E até pra melhor te sentir
Lembro-me que sou côncava também
Pelo peso das horas que iam além
E que éramos um, resistindo em partir.
Mas ontem sonhei
Em rara noite de calmaria
Que ao acordar, feito canção
Havia tua resposta ao meu bom-dia
E aquela antiga aflição
A tomar conta de mim:
Entre o real e a ilusão
Abraço inteira a noite sem fim.

Imagem capturada do blog www.arturguimaraes.wordpress.com

19 comentários:

Adolfo Payés disse...

Me gustó, es como dibujas con tus letras.

Un abrazo
Saludos fraternos

Que disfrutes del fin de semana...

Carol Freitas disse...

Ah, Moni! Que coisa! Mania sua essa de me deixar sem saber o que dizer! rs

'Abraço inteira a noite sem fim.'

Lindo! Acho melhor ficar em silêncio e apenas sentir o que foi escrito.

Beijo!

NDORETTO disse...

Lindo! Passional !

Bolero.....

bjs!

Rafael Castellar das Neves disse...

Opa! Que ótimo texto...muito bom...gostei do que encontrei por aqui!!

[]s

Renata de Aragão Lopes disse...

"Aqui:
Bem do lado do leito
Talvez pra forçar
rima boba com peito
Mora o côncavo que deixaste"

Ah, Moni!
É dessa rica simplicidade
que mais gosto!

Abrace inteira, sim,
noites e noites sem fim...
Que o real e a ilusão
sequer possuem um muro
entre si.

Um beijo, querida!

Sylvia Araujo disse...

E quando venho deixar beijo de bom dia, me lambe inteira essa tua noite de calmaria.

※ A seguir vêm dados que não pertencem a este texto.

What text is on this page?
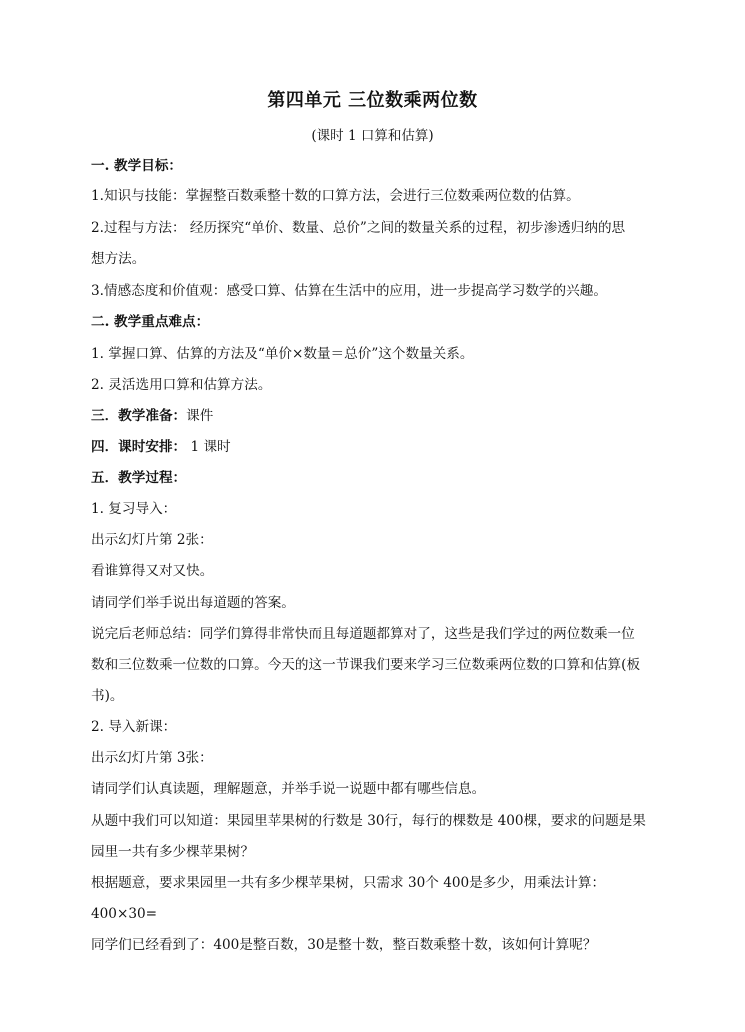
第四单元 三位数乘两位数
(课时 1 口算和估算)
一. 教学目标：
1.知识与技能：掌握整百数乘整十数的口算方法，会进行三位数乘两位数的估算。
2.过程与方法： 经历探究“单价、数量、总价”之间的数量关系的过程，初步渗透归纳的思
想方法。
3.情感态度和价值观：感受口算、估算在生活中的应用，进一步提高学习数学的兴趣。
二. 教学重点难点：
1. 掌握口算、估算的方法及“单价×数量＝总价”这个数量关系。
2. 灵活选用口算和估算方法。
三．教学准备：课件
四．课时安排： 1 课时
五．教学过程：
1. 复习导入：
出示幻灯片第 2张：
看谁算得又对又快。
请同学们举手说出每道题的答案。
说完后老师总结：同学们算得非常快而且每道题都算对了，这些是我们学过的两位数乘一位
数和三位数乘一位数的口算。今天的这一节课我们要来学习三位数乘两位数的口算和估算(板
书)。
2. 导入新课：
出示幻灯片第 3张：
请同学们认真读题，理解题意，并举手说一说题中都有哪些信息。
从题中我们可以知道：果园里苹果树的行数是 30行，每行的棵数是 400棵，要求的问题是果
园里一共有多少棵苹果树？
根据题意，要求果园里一共有多少棵苹果树，只需求 30个 400是多少，用乘法计算：
400×30=
同学们已经看到了：400是整百数，30是整十数，整百数乘整十数，该如何计算呢？
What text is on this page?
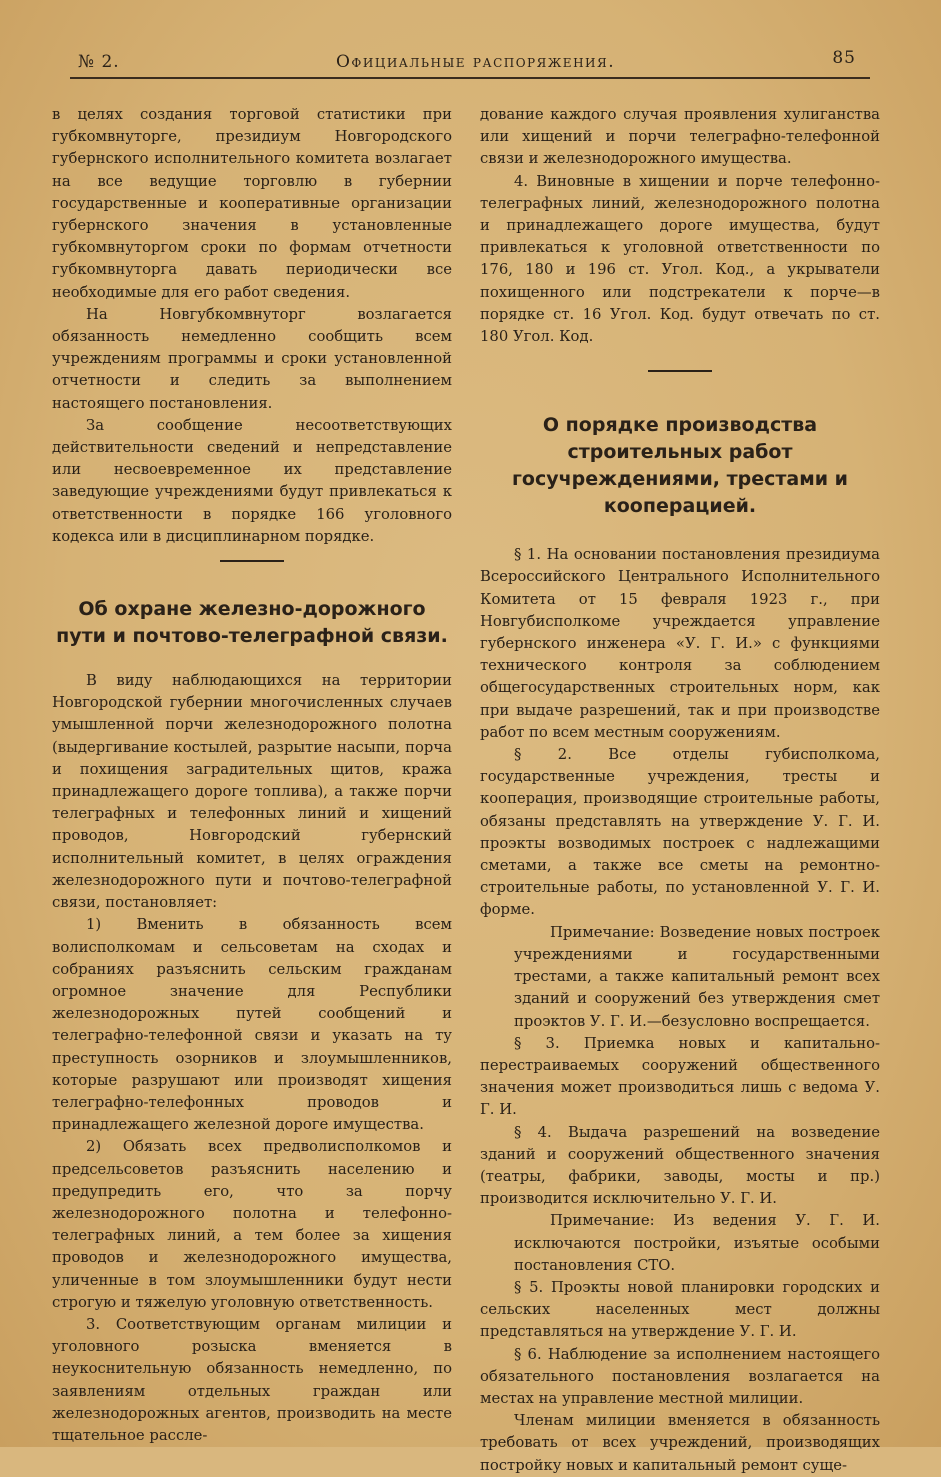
№ 2.	Официальные распоряжения.	85

в целях создания торговой статистики при губкомвнуторге, президиум Новгородского губернского исполнительного комитета возлагает на все ведущие торговлю в губернии государственные и кооперативные организации губернского значения в установленные губкомвнуторгом сроки по формам отчетности губкомвнуторга давать периодически все необходимые для его работ сведения.

На Новгубкомвнуторг возлагается обязанность немедленно сообщить всем учреждениям программы и сроки установленной отчетности и следить за выполнением настоящего постановления.

За сообщение несоответствующих действительности сведений и непредставление или несвоевременное их представление заведующие учреждениями будут привлекаться к ответственности в порядке 166 уголовного кодекса или в дисциплинарном порядке.

Об охране железно-дорожного пути и почтово-телеграфной связи.

В виду наблюдающихся на территории Новгородской губернии многочисленных случаев умышленной порчи железнодорожного полотна (выдергивание костылей, разрытие насыпи, порча и похищения заградительных щитов, кража принадлежащего дороге топлива), а также порчи телеграфных и телефонных линий и хищений проводов, Новгородский губернский исполнительный комитет, в целях ограждения железнодорожного пути и почтово-телеграфной связи, постановляет:

1) Вменить в обязанность всем волисполкомам и сельсоветам на сходах и собраниях разъяснить сельским гражданам огромное значение для Республики железнодорожных путей сообщений и телеграфно-телефонной связи и указать на ту преступность озорников и злоумышленников, которые разрушают или производят хищения телеграфно-телефонных проводов и принадлежащего железной дороге имущества.

2) Обязать всех предволисполкомов и предсельсоветов разъяснить населению и предупредить его, что за порчу железнодорожного полотна и телефонно-телеграфных линий, а тем более за хищения проводов и железнодорожного имущества, уличенные в том злоумышленники будут нести строгую и тяжелую уголовную ответственность.

3. Соответствующим органам милиции и уголовного розыска вменяется в неукоснительную обязанность немедленно, по заявлениям отдельных граждан или железнодорожных агентов, производить на месте тщательное рассле-

дование каждого случая проявления хулиганства или хищений и порчи телеграфно-телефонной связи и железнодорожного имущества.

4. Виновные в хищении и порче телефонно-телеграфных линий, железнодорожного полотна и принадлежащего дороге имущества, будут привлекаться к уголовной ответственности по 176, 180 и 196 ст. Угол. Код., а укрыватели похищенного или подстрекатели к порче—в порядке ст. 16 Угол. Код. будут отвечать по ст. 180 Угол. Код.

О порядке производства строительных работ госучреждениями, трестами и кооперацией.

§ 1. На основании постановления президиума Всероссийского Центрального Исполнительного Комитета от 15 февраля 1923 г., при Новгубисполкоме учреждается управление губернского инженера «У. Г. И.» с функциями технического контроля за соблюдением общегосударственных строительных норм, как при выдаче разрешений, так и при производстве работ по всем местным сооружениям.

§ 2. Все отделы губисполкома, государственные учреждения, тресты и кооперация, производящие строительные работы, обязаны представлять на утверждение У. Г. И. проэкты возводимых построек с надлежащими сметами, а также все сметы на ремонтно-строительные работы, по установленной У. Г. И. форме.

Примечание: Возведение новых построек учреждениями и государственными трестами, а также капитальный ремонт всех зданий и сооружений без утверждения смет проэктов У. Г. И.—безусловно воспрещается.

§ 3. Приемка новых и капитально-перестраиваемых сооружений общественного значения может производиться лишь с ведома У. Г. И.

§ 4. Выдача разрешений на возведение зданий и сооружений общественного значения (театры, фабрики, заводы, мосты и пр.) производится исключительно У. Г. И.

Примечание: Из ведения У. Г. И. исключаются постройки, изъятые особыми постановления СТО.

§ 5. Проэкты новой планировки городских и сельских населенных мест должны представляться на утверждение У. Г. И.

§ 6. Наблюдение за исполнением настоящего обязательного постановления возлагается на местах на управление местной милиции.

Членам милиции вменяется в обязанность требовать от всех учреждений, производящих постройку новых и капитальный ремонт суще-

Abraço inteira suas palavras sem fim.

Beijo.

A Moni. disse...

Adolfo! Sempre bem-vinda e festejada a sua visita. Uma ótima semana!

Carol... Você é um doce! rs
Sintamos o texto inteiro que tem o silêncio a dizer...

Quase sempre tudo muito passional por qui, né, Neusa? rs
E você sempre encontrando música nisso tudo... Que bom!

Que bom que gostaste, Rafael...Volte muito!

Rê, querida! Adorei esse diálogo:

"Abrace inteira, sim,
noites e noites sem fim...
Que o real e a ilusão
sequer possuem um muro
entre si."

Nada mais verdadeiro. A linha entre o real e a ilusão se perde no piscar de nossos olhos!
Obrigada, querida!!!

Ô, Sylvia! Que bom que as palavras chegaram tão inteiras pra você!

Beijos e carinho a tod@s!

Marcelo Novaes disse...

Moni,



Os vazios nos explicitam, tantas vezes.







Beijo.

ALUISIO CAVALCANTE JR disse...

Querida amiga.

Entre o real e o imaginário,
muitos dos nossos sonhos
morrem ou renascem
a partir dos sentimentos que crescem no
coração de quem amamos.

Uma semana de paz para ti.

Paulo Rogério disse...

"Entre o real e a ilusão
Abraço inteira a noite sem fim." Que dizer: perfeita!
Beijos, Moni!

HNETO disse...

Abraçar a noite que não termina é um final perfeito para todo o peso das horas.

Myrela disse...

Côncavo que deixaste: Que definição mais poética pro vazio...
Maravilha!

Fern. disse...

Obrigada pelas palavras carinhosas!
E pq será que a saudade bate sempre pior à noite? Ai,ai...
Belo poema! Muito identificável!

Diego Morais disse...

Lindo poema.
Bem interessante.
Valeu pelo comentário.
:)

Diu Mota disse...

A vida vem...às vezes côncava, e devemos estar convexos?!
Belas palavras

Demorei?!
rsr
bom dia!

Elzenir Apolinário disse...

Moni, perfeito!!! Adorei sua forma de se expressar. Bom dia!!!Bjs

anazézim disse...

por isso que a poesia nunca finda.

beijos minha querida!

Felipe A. Carriço disse...

Alguns são côncavos... outros convexos. Tudo em seu devido lugar (abraçados, quem sabe?)

Talita Prates disse...

Estou aqui a reler o poema pela quinta, sexta vez
: olhos marejados.

Achei lindo de viver e de dar saudade.

(mandei pro meu bonito, que tá longe... rs)

bjo, querida!

Talita.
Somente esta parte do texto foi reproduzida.